Scientists found the risk of a child developing attention-deficit hyperactivity disorder – ADHD – was raised if their mothers had been prescribed pills for depression during pregnancy.
The research, conducted by doctors at the Massachusetts General Hospital in the U.S., looked at 7,800 children aged between two and 19 years old.
They found that those children who had been exposed to antidepressants in the womb were more likely to have ADHD, a condition linked to impulsiveness, restlessness and hyperactivity.
If the mother had stopped taking the drugs before they became pregnant, however, the risk of ADHD was significantly reduced.
Around one in seven women suffer depression during pregnancy.
Although many cases are minor, an estimated 20,000 women each year take antidepressants – around 4 per cent of all British pregnancies.
ADHD is a problem that is rapidly growing in the UK. Prescriptions for the condition rose from 92,100 in 1997 to 786,400 in 2012, NHS figures show.
Some doctors think the figures are partly explained by a greater awareness of the condition, but the new research may suggest a link to the drugs taken by mothers.
The research, published today in the journal Molecular Psychiatry, warned that the risk of ADHD had to be balanced against the risk of depression.
‘Discontinuation of antidepressants during pregnancy can increase the risk of relapse fivefold.’
The authors looked at 2,200 children with ADHD and 5,600 healthy children.
They found a ‘modest risk’ of increased chance of ADHD in children whose mothers had been prescribed antidepressants during pregnancy.
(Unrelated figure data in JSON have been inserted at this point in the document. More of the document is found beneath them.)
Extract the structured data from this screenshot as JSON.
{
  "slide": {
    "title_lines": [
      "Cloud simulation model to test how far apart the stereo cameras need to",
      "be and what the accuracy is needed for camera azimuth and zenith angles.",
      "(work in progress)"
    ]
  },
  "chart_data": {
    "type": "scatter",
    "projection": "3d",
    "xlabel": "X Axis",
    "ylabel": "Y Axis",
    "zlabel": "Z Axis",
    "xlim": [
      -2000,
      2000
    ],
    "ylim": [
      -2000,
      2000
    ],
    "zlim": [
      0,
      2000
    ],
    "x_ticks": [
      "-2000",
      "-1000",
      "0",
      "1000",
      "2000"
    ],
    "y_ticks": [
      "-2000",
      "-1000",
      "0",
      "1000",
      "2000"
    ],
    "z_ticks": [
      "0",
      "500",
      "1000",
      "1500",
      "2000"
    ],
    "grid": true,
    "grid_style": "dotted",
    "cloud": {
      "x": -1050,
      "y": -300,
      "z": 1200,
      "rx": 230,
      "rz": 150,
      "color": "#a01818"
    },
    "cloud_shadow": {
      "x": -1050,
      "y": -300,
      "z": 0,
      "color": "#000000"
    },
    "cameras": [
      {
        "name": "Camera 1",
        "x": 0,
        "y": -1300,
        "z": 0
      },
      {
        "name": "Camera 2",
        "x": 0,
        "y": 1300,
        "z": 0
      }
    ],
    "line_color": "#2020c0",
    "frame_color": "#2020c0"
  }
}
The study also found there was no heightened risk of a child having autism if a pregnant mother had taken antidepressants – disproving previous beliefs that the drugs were linked the social disorder.
Roy Perlis, who led the research, said the findings should not dissuade mothers-to-be from taking the prescribed medication.
He added that the end to speculation about the link to autism was particularly significant.
Dr Perlis said: ‘We know that untreated depression can pose serious health risks to both a mother and child, so it’s important that women being treated with antidepressants who become pregnant, or who are thinking about becoming pregnant, know that these medications will not increase their child’s risk of autism.’
NICE – the National Institute for Health and Care Excellence – advises that antidepressants are not recommended for most pregnant women, especially during the early stages of a pregnancy.
But they say exceptions can be made depending on the severity of the depression. If a woman is already depressed, withdrawing any treatment could make it far worse.
Experts today welcomed the new study – but said far more research is needed.
Dr Celso Arango, scientific director of the Spanish Centre for Biomedical Research in Mental Health, said: ‘This is a nice study, however, a more robust piece would be an epidemiological cohort study in which subjects were not chosen specifically because they were depressed.
‘It is not clear how big the effect of antidepressant use is. Certainly it is minimal compared to genetic factors.
‘From the child’s perspective it is likely that the potential harm caused by any increased risk of ADHD or autism would be much less than the potential harm of having a mother suffering from depression.
‘And of course, that is without even mentioning the issue of depression causing mothers to die by suicide during pregnancy.’
This article first appeared on ‘Daily Mail’ on 27 August 2014.